There is much more that could be said on the way in which men have been taking a particular delight in telling a victim of male violence that she needs to remain silent. Above all, though, it is just tremendously, unspeakably cruel to respond to a woman’s disclosure of trauma in the way so many have in the case of Rowling. For all the protestations of “yes, it is terrible, but…”, it demonstrates a complete absence of compassion, while sending a message to any other woman who might want to tell her story: do not expect kindness. Do not assume the right to place your suffering in any wider context. Know that for every standard bigot who tells you you’re a liar, there’ll be a progressive nice guy who’ll start telling you just how spoilt and privileged you are. Abuse never ends; there’s always someone to replicate it in the telling.
In a world where accounts of suffering are treated as a form of currency, it could be argued that women are victims of our own success. We’ve overdone it, found ourselves with a trump card it would be frankly unseemly to play. On some level, we all know the statistics: when it comes to assault, rape and murder, women have far more to fear from men than vice versa. The fact of this is so familiar, so mundane, that it ceases to be an outrage. The outrage only comes when you draw attention to it.
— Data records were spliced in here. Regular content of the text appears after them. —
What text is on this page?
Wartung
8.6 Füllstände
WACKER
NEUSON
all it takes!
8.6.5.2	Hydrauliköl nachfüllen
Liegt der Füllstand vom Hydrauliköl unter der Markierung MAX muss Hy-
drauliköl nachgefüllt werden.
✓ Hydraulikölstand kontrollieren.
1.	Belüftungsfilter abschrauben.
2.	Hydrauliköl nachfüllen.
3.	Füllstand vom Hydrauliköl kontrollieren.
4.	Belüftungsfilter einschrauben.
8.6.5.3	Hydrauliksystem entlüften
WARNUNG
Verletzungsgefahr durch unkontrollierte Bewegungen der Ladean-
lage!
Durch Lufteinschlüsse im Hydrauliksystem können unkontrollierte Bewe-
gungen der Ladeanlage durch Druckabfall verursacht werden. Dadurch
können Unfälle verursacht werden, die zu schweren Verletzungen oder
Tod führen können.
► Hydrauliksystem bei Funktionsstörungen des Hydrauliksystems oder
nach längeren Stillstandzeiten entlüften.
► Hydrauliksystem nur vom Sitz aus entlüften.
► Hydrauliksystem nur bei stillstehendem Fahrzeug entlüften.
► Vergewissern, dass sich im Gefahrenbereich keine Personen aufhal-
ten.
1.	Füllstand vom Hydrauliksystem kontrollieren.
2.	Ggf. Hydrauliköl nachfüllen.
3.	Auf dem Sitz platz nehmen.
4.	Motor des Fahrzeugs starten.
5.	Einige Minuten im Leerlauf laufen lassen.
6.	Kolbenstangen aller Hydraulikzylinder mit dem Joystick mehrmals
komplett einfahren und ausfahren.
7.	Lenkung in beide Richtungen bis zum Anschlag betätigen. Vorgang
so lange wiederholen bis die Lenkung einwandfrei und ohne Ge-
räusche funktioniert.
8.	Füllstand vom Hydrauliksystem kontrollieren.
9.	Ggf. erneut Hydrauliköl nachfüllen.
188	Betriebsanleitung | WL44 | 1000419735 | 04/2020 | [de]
It is seen as a form of cheating to bring tales of actual violence into an arena where psychic violence is all the rage. It flatters the intellect of the unimaginative to refuse to be moved by anything so vulgar as fists and bloodstains, plain old men and women behind closed doors. Instead, the clever, the ultra-progressive, are moved by something far more complex, invisible to the naked eye. The bad faith, the ulterior motive, the dog whistle bigotry. The hate that’s hidden within a woman’s cry of pain, and which only they can see. To the rest of us, it looks as though nothing has changed.
Victoria Smith is a UK-based writer and editor. Her work has appeared in the New Statesman, the Independent, the Guardian and elsewhere.